Były wiceminister zdrowia ocenił, że Donald Tusk zawdzięcza protest w Sejmie swoim zaniedbaniom. - Problem dzieci niepełnosprawnych był odsuwany w czasie. To jest wynik zaniedbań, bo rodzice spotykali się z premierem od wielu lat i nic z tego nie wychodziło – stwierdził. Jego zdaniem protest powinien zakończyć się „docenieniem roli opiekunów dzieci”, ponieważ umieszczenie niepełnosprawnych dzieci w specjalistycznych zakładach opiekuńczych będzie dużo droższe niż podniesienie świadczeń dla rodziców.
Skrytykował również brak udziału ministra finansów w debacie na temat podniesienia zasiłków. – Po Vincencie Rostowskim minister finansów nam się rozpłynął, zniknął. Mamy ministra finansów czy nie? To on powinien spróbować policzyć, czy jakieś możliwości- stwierdził.
Kiedy Monika Olejnik zapytała, dlaczego Prawo i Sprawiedliwość przyłącza się do protestu rodzin niepełnosprawnych, choć rząd PiS nie podniósł świadczeń dla opiekunów osób niepełnosprawnych. – A kto się nie przyłącza? Wszyscy się przyłączają, jasna sprawa – odpowiedział Piecha.
Podkreślił, że w rządzie PiS budżet był planowany przez Zytę Gilowską. - Była ortodoksem, jeżeli chodzi o sprawy finansowe – ocenił Piecha. – Wtedy były inne realia – stwierdził, a kiedy Monika Olejnik przypomniała, że PiS rządził w dobrym okresie gospodarczym, opowiedział: - To znaczy, że przy prosperity trzeba było wszystko załatwić, żeby Tusk to potem ścinał? Trzeba o to zapytać premier Gilowską. Jeżeli nagle by przyszedł kryzys, to gdzie by ścinano?

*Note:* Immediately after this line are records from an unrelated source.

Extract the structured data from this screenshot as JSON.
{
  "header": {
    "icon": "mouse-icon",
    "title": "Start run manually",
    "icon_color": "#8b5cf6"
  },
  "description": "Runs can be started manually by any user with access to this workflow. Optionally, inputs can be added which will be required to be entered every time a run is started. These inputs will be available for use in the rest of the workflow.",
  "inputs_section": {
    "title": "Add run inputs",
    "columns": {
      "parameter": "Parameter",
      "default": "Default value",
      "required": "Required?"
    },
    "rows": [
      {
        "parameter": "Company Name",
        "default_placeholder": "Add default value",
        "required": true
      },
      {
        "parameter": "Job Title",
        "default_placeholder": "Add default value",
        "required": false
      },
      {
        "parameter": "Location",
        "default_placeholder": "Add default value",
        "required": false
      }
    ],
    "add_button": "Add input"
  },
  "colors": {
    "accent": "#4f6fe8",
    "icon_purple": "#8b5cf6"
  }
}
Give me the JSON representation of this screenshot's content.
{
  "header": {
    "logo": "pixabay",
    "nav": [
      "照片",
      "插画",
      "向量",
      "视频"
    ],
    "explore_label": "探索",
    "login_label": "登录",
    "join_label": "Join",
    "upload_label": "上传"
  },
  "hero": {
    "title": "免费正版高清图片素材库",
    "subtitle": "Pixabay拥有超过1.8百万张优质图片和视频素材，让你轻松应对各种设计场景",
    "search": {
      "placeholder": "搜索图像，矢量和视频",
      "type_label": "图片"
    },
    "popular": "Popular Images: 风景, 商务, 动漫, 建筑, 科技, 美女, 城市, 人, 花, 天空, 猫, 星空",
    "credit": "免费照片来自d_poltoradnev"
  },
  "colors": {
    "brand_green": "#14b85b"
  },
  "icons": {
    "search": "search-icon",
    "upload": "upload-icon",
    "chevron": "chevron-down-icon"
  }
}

- W tych wszystkich sztuczkach księgowych, które robił pan minister Rostowski, zawsze się jakieś pieniądze znalazły – dodał Bolesław Piecha.
- U państwa się nie znalazły – powiedziała Monika Olejnik.
- Widocznie problem nie był tak nabrzmiały – odpowiedział Piecha i dodał, że dostają dziś niewiele więcej niż w czasach rządów PiS, a rząd Donalda Tuska mógł skierować na „cele społeczne” wparcie Unii Europejskiej.